Cancer Pain and Addiction – Managing a Dual Diagnosis

Special Article – Palliative Care

J Fam Med. 2016; 3(5): 1066.

Cancer Pain and Addiction – Managing a Dual Diagnosis

Wu KL1*, Carey EC1, Strand JJ1, Schneekloth TD2 and Feely MA1

1Section of Palliative Medicine, Division of General Internal Medicine, Mayo Clinic Rochester, Rochester, MN, USA

2Section of Addiction Medicine, Department of Psychiatry, Mayo Clinic Rochester, Rochester, MN, USA

*Corresponding author: Kelly L. Wu, Section of Palliative Medicine, Division of General Internal Medicine, Mayo Clinic, 200 First Street SW, Rochester, MN 55905, USA

Received: May 31, 2016; Accepted: June 28, 2016; Published: June 30, 2016

Abstract

In this manuscript, we present a series of four patients treated for cancer pain, all of whom had prior or concurrent substance use disorders. We describe our clinical experience creatively balancing pain relief with harm reduction for at-risk patients and introduce three strategies to augment the ‘universal precautions’ for opioid prescribing. This manuscript illustrates the need for establishing an external structure, utilizing the skills of the entire care team and practicing meticulous inter- and intra-team communication when caring for these patients. By utilizing the entire team and its associated resources, including consultation with colleagues in addiction medicine, we demonstrate strategies for successfully treating cancer pain in patients with substance use disorders.

Keywords: Cancer Pain; Addiction Disorders; Diagnosis

Introduction

Pain is highly prevalent in patients with cancer. A recent systematic review by van den Beuken-van Everdingen found the prevalence of pain in all stages of cancer to be 50.7% [1]. Moreover, pain can be debilitating, negatively impact quality of life and impair patients’ ability to tolerate disease-directed therapies. Opioids remain the mainstay of treatment for cancer pain [2-4], yet using opioids to treat pain is complicated, particularly in patients with a history of a substance use disorder (SUD) for whom the risk of potential misuse of opioids is higher. In the United States, the number of people who died from overdoses of prescription medications in 2014 was over 14,000 [5].

In 2005, Gourlay et al. published ten universal precautions to more safely manage chronic non-cancer pain [6]. These recommendations are based primarily on expert opinion and exclude patients with cancer pain. However, emerging data suggest that misuse of opioids in the cancer population is higher than initially thought [7]. Barclay et al. found that over a one-month period 21% of patients screened in their Palliative Care Clinic using the Opioid Risk Tool were found to be at high risk for opioid misuse and 22% at medium risk [7]. They also found that greater than 12% of patients screened had a history of prescription drug misuse [7].

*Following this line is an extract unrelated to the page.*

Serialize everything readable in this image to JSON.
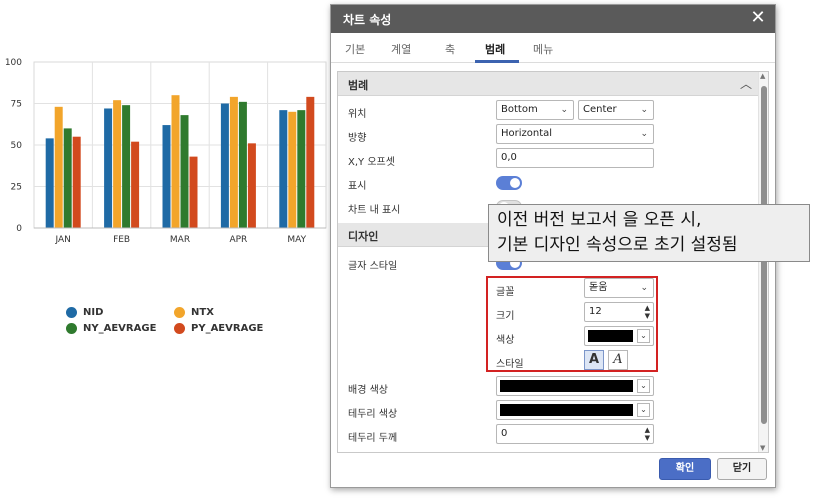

Fundamentally, it is important to recognize that patients with the dual diagnoses of cancer and an SUD have two potentially life threatening conditions which need to be managed simultaneously. Physicians have an ethical obligation both to relieve pain and suffering and to do no harm. A number of publications have outlined basic principles for treating patients with cancer pain and addiction [2-4,8-11]; however, few have outlined specific strategies to put these principles into clinical practice.

In this manuscript, we present a series of four patients treated for cancer pain, who also had prior or concurrent SUDs. We describe our clinical experience creatively balancing pain relief with harm reduction for at-risk patients and introduce the following strategies as ways to augment the ‘universal precautions’ for opioid prescribing [6]:

1. Provide an external structure

2. Utilize the skills of the entire team

3. Practice meticulous inter- and intra-team communication

The palliative care team described in this paper is made up of both inpatient and outpatient providers. The patients described in this series were cared for in both settings. The team sees patients in both inpatient and outpatient settings and is made up of board certified palliative medicine physicians, advance practice clinicians, nurses, social workers, pharmacists and chaplains. The palliative care team is housed at a large academic center that provides consultation to a large number of cancer patients annually with concurrent access to physicians certified in pain medicine and addiction, as well as addiction psychiatrists and addictions counselors. All patient information has been de-identified, including fictionalizing initials and personal details to retain patient privacy.

Case 1, MN

Strategy 1) Provide an external structure

MN had insight into her addiction and greatly feared losing control of her opioid analgesic use. To safely manage MN’s pain, our first step was to provide an external structure to her care that served to intensify her existing medical and social supports. We began seeing her weekly in clinic to monitor her pain experience, functional status, response to interventions and coping. Given her financial limitations, our clinic worked with her insurance company to arrange/fund scheduled rides aligned with a regular visit schedule. Seeing MN weekly helped to establish a trusting therapeutic relationship that augmented her emotional support and enhance overall coping strategies (Box 1).